The wind died after a second, but the rustling continued somewhere below us and to the right.

"An animal?" I whispered.

"Probably." He headed toward it, letting pebbles loosen and roll loudly down the hill under his feet. I followed him, making noise as well. If it was an animal, it would spook and run away. If it wasn't, we would know really soon.

Fang stopped in his tracks and exhaled as a small furry head popped up to stare at us. "It's a fox." At the sound of his voice, the animal darted away.

I closed my eyes and focused on calming my breathing. After a moment or two, my heart stopped thudding so hard. I opened my eyes and turned back to our temporary hideout, but stopped after three steps and looked back at Fang, who wasn't moving.

His eyes were fixed on me. His face was impassive but he appeared to be thinking very serious thoughts.

"Fang?"

He frowned, but slowly, as if he had forgotten how to do it. "Is everything—?"

I had no idea how to answer that. "It's nothing new," I told him, hoping to relieve any unnecessary worries I might have created by beating about the bush.

Fang didn't look all that relieved, which meant I wasn't off the hook yet. But he gave me a look like; Do you want to talk about it? It was an unspoken query, and there was no ultimatum. I could refuse to answer, if I wanted to.

I wanted to answer, I really did—and in excruciating, complicated detail, if it would make Fang happy. I wanted to tell him that every time I looked at him I got butterflies in my stomach and I kept thinking about the way we had kissed that night—and how I was sorry for running away too—and I wished I could do it over again because all I could think about now was the escape, the total mental disconnect I'd felt at that moment, a single moment in my life when I had no responsibilities or fears or paranoia because all I could think about was Fang.

I ran to Fang, my eyes overflowing, and planted desperate kisses all over his lips and jaw.
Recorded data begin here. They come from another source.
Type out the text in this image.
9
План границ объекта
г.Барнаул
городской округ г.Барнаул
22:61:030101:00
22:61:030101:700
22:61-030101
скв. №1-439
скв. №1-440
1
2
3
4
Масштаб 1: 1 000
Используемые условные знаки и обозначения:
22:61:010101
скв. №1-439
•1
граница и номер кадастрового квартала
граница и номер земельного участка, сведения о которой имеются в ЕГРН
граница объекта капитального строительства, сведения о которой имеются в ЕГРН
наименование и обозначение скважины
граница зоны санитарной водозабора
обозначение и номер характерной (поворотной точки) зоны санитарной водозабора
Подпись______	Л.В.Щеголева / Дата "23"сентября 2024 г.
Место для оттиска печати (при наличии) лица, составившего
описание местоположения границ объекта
He didn't stiffen up or flinch in surprise, so I knew he had been expecting something like this—but then again, it was sort of written all over my face.

Fang's hand smoothed my hair, his even breathing a contrast to my hiccuping sobs. "Max, would you please try to talk to me?"
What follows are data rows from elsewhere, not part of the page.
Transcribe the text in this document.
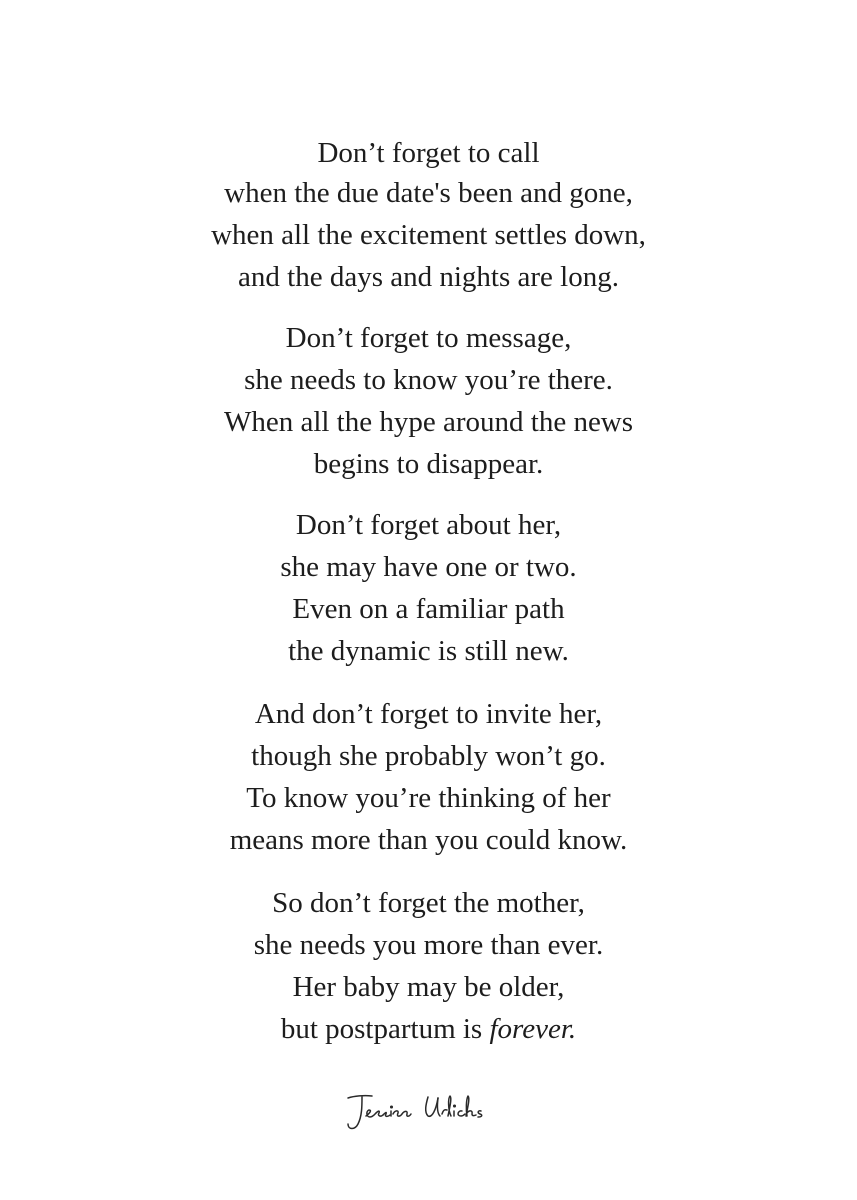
Don’t forget to call
when the due date's been and gone,
when all the excitement settles down,
and the days and nights are long.
Don’t forget to message,
she needs to know you’re there.
When all the hype around the news
begins to disappear.
Don’t forget about her,
she may have one or two.
Even on a familiar path
the dynamic is still new.
And don’t forget to invite her,
though she probably won’t go.
To know you’re thinking of her
means more than you could know.
So don’t forget the mother,
she needs you more than ever.
Her baby may be older,
but postpartum is forever.
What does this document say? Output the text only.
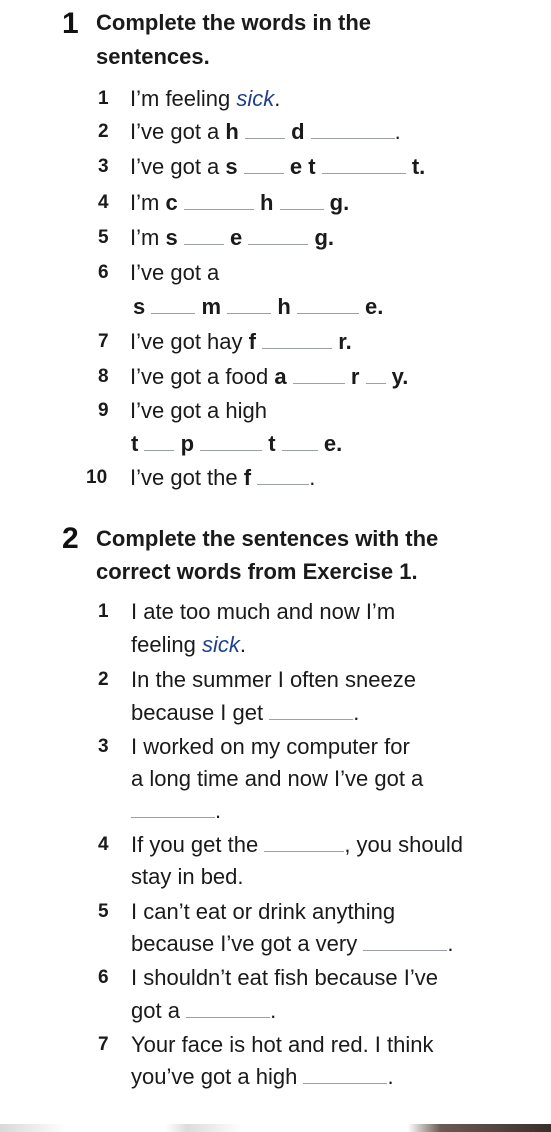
1 Complete the words in the
sentences.
1 I’m feeling sick.
2 I’ve got a h d	.
3 I’ve got a s e t	t.
4 I’m c	h	g.
5 I’m s e	g.
6 I’ve got a
s	m	h	e.
7 I’ve got hay f	r.
8 I’ve got a food a	r y.
9 I’ve got a high
t p	t e.
10 I’ve got the f	.
2 Complete the sentences with the
correct words from Exercise 1.
1 I ate too much and now I’m
feeling sick.
2 In the summer I often sneeze
because I get	.
3 I worked on my computer for
a long time and now I’ve got a
.
4 If you get the	, you should
stay in bed.
5 I can’t eat or drink anything
because I’ve got a very	.
6 I shouldn’t eat fish because I’ve
got a	.
7 Your face is hot and red. I think
you’ve got a high	.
"It's just… so…" I couldn't… I was beyond words.

Fang seemed to realize that I couldn't manage that much and changed his tactics. He put his hands on either side of my face, stopping my sloppy barrage of affection, and closed his eyes, giving me what I most wanted—an escape. A reason not to think.

This was probably what Fang had wanted when he'd kissed me out there in the desert. I wasn't interested in saving the world or destroying Itex or any other such nonsense. I was lost to that cause, trapped in his gravity.
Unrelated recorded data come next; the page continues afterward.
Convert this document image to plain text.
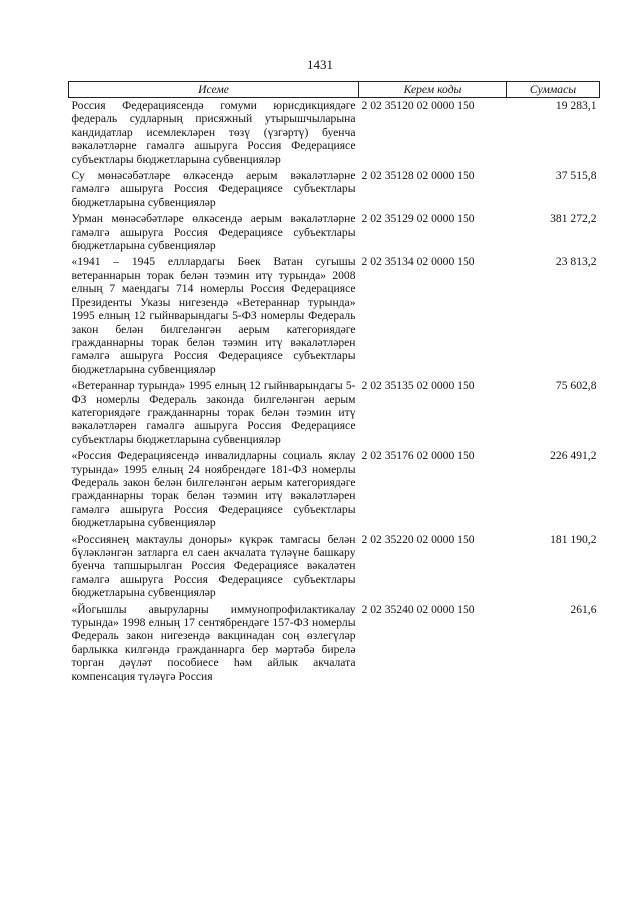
1431
Исеме	Керем коды	Суммасы
Россия Федерациясендә гомуми юрисдикциядәге федераль судларның присяжный утырышчыларына кандидатлар исемлекләрен төзү (үзгәртү) буенча вәкаләтләрне гамәлгә ашыруга Россия Федерациясе субъектлары бюджетларына субвенцияләр	2 02 35120 02 0000 150	19 283,1
Су мөнәсәбәтләре өлкәсендә аерым вәкаләтләрне гамәлгә ашыруга Россия Федерациясе субъектлары бюджетларына субвенцияләр	2 02 35128 02 0000 150	37 515,8
Урман мөнәсәбәтләре өлкәсендә аерым вәкаләтләрне гамәлгә ашыруга Россия Федерациясе субъектлары бюджетларына субвенцияләр	2 02 35129 02 0000 150	381 272,2
«1941 – 1945 елллардагы Бөек Ватан сугышы ветераннарын торак белән тәэмин итү турында» 2008 елның 7 маендагы 714 номерлы Россия Федерациясе Президенты Указы нигезендә «Ветераннар турында» 1995 елның 12 гыйнварындагы 5-ФЗ номерлы Федераль закон белән билгеләнгән аерым категориядәге гражданнарны торак белән тәэмин итү вәкаләтләрен гамәлгә ашыруга Россия Федерациясе субъектлары бюджетларына субвенцияләр	2 02 35134 02 0000 150	23 813,2
«Ветераннар турында» 1995 елның 12 гыйнварындагы 5-ФЗ номерлы Федераль законда билгеләнгән аерым категориядәге гражданнарны торак белән тәэмин итү вәкаләтләрен гамәлгә ашыруга Россия Федерациясе субъектлары бюджетларына субвенцияләр	2 02 35135 02 0000 150	75 602,8
«Россия Федерациясендә инвалидларны социаль яклау турында» 1995 елның 24 ноябрендәге 181-ФЗ номерлы Федераль закон белән билгеләнгән аерым категориядәге гражданнарны торак белән тәэмин итү вәкаләтләрен гамәлгә ашыруга Россия Федерациясе субъектлары бюджетларына субвенцияләр	2 02 35176 02 0000 150	226 491,2
«Россиянең мактаулы доноры» күкрәк тамгасы белән бүләкләнгән затларга ел саен акчалата түләүне башкару буенча тапшырылган Россия Федерациясе вәкаләтен гамәлгә ашыруга Россия Федерациясе субъектлары бюджетларына субвенцияләр	2 02 35220 02 0000 150	181 190,2
«Йогышлы авыруларны иммунопрофилактикалау турында» 1998 елның 17 сентябрендәге 157-ФЗ номерлы Федераль закон нигезендә вакцинадан соң өзлегүләр барлыкка килгәндә гражданнарга бер мәртәбә бирелә торган дәүләт пособиесе һәм айлык акчалата компенсация түләүгә Россия	2 02 35240 02 0000 150	261,6
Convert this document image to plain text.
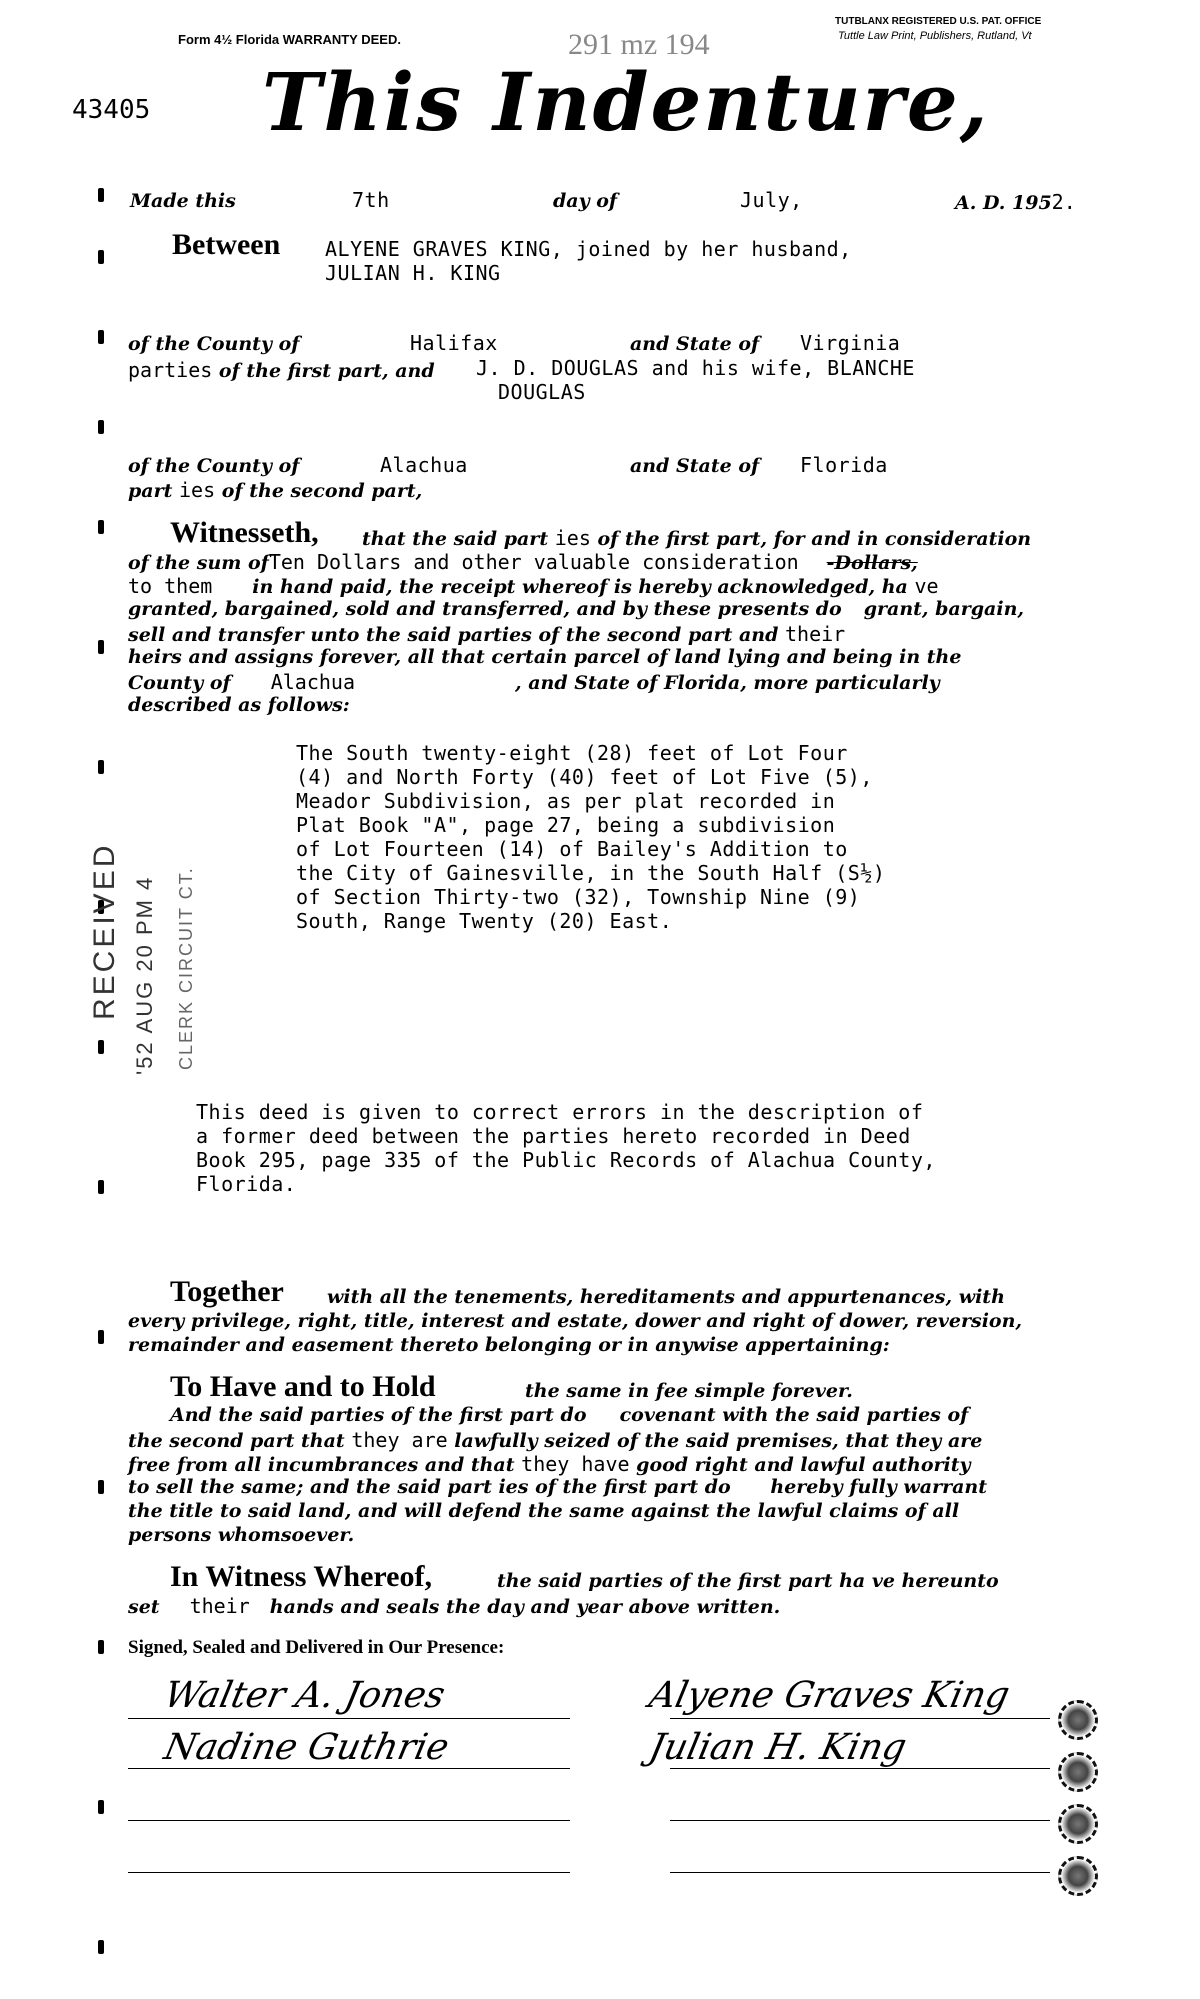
Form 4½ Florida WARRANTY DEED.
TUTBLANX REGISTERED U.S. PAT. OFFICE
Tuttle Law Print, Publishers, Rutland, Vt
291 mz 194
43405 This Indenture,
Made this	7th	day of	July,	A. D. 1952.
Between ALYENE GRAVES KING, joined by her husband,
JULIAN H. KING
of the County of	Halifax	and State of Virginia
parties of the first part, and J. D. DOUGLAS and his wife, BLANCHE
DOUGLAS
of the County of	Alachua	and State of Florida
part ies of the second part,
Witnesseth, that the said part ies of the first part, for and in consideration
of the sum ofTen Dollars and other valuable consideration -Dollars,
to them in hand paid, the receipt whereof is hereby acknowledged, ha ve
granted, bargained, sold and transferred, and by these presents do grant, bargain,
sell and transfer unto the said parties of the second part and their
heirs and assigns forever, all that certain parcel of land lying and being in the
County of Alachua	, and State of Florida, more particularly
described as follows:
The South twenty-eight (28) feet of Lot Four
(4) and North Forty (40) feet of Lot Five (5),
Meador Subdivision, as per plat recorded in
Plat Book "A", page 27, being a subdivision
of Lot Fourteen (14) of Bailey's Addition to
the City of Gainesville, in the South Half (S½)
of Section Thirty-two (32), Township Nine (9)
South, Range Twenty (20) East.
RECEIVED '52 AUG 20 PM 4 CLERK CIRCUIT CT.
This deed is given to correct errors in the description of
a former deed between the parties hereto recorded in Deed
Book 295, page 335 of the Public Records of Alachua County,
Florida.
Together with all the tenements, hereditaments and appurtenances, with
every privilege, right, title, interest and estate, dower and right of dower, reversion,
remainder and easement thereto belonging or in anywise appertaining:
To Have and to Hold	the same in fee simple forever.
And the said parties of the first part do     covenant with the said parties of
the second part that they are lawfully seized of the said premises, that they are
free from all incumbrances and that they have good right and lawful authority
to sell the same; and the said part ies of the first part do      hereby fully warrant
the title to said land, and will defend the same against the lawful claims of all
persons whomsoever.
In Witness Whereof,	the said parties of the first part ha ve hereunto
set their hands and seals the day and year above written.
Signed, Sealed and Delivered in Our Presence:
Walter A. Jones
Nadine Guthrie
Alyene Graves King
Julian H. King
Breaking the spell, I pulled my arms between us and tucked my face into my hands.

"Max…?"

"Fang." Fang was warm. I leaned into his chest and breathed slowly, "I don't know what I want anymore, you know?"

He lifted his chin and looked skyward, silently holding me close.

The locust started up its hissing again.

The fire in our cave gave a little pop. Nudge sneezed and rolled over.

The open sky sealed itself, looking not like a depthless sea but an impenetrable wall, falling, pressing down on me. I wanted to fly up there with a blunt object and shatter it.

"Tell you what," said Fang. "Fuck this. Fuck saving the world. Fuck the School, fuck the Institute. Fuck Itex. I'm sick of this. I've hated it since the moment they ruined our picnic and kicked our asses and stole Angel. I want to go home."

"We don't have a home," I pointed out, staring up at him.

"A minor setback." He looked down at me. "Look at the big picture, Max. As long as you listen to your Voice, they still own you. They still own us. Don't you want to be free? Max."

What does he know? said the Voice. You need to do what you were made for. What you were meant for.

I pressed my lips together and looked away. The Voice was usually good about getting me back on the track it wanted me to take, but its rhetoric was undermined by my knowledge that the ones who made me didn't exactly have my best interests in mind.

"Max. You know the answer."

Well, of course. I was the leader. I always had the answers.

This decision was especially easy. "Fuck the Voice. I wanna go home, too."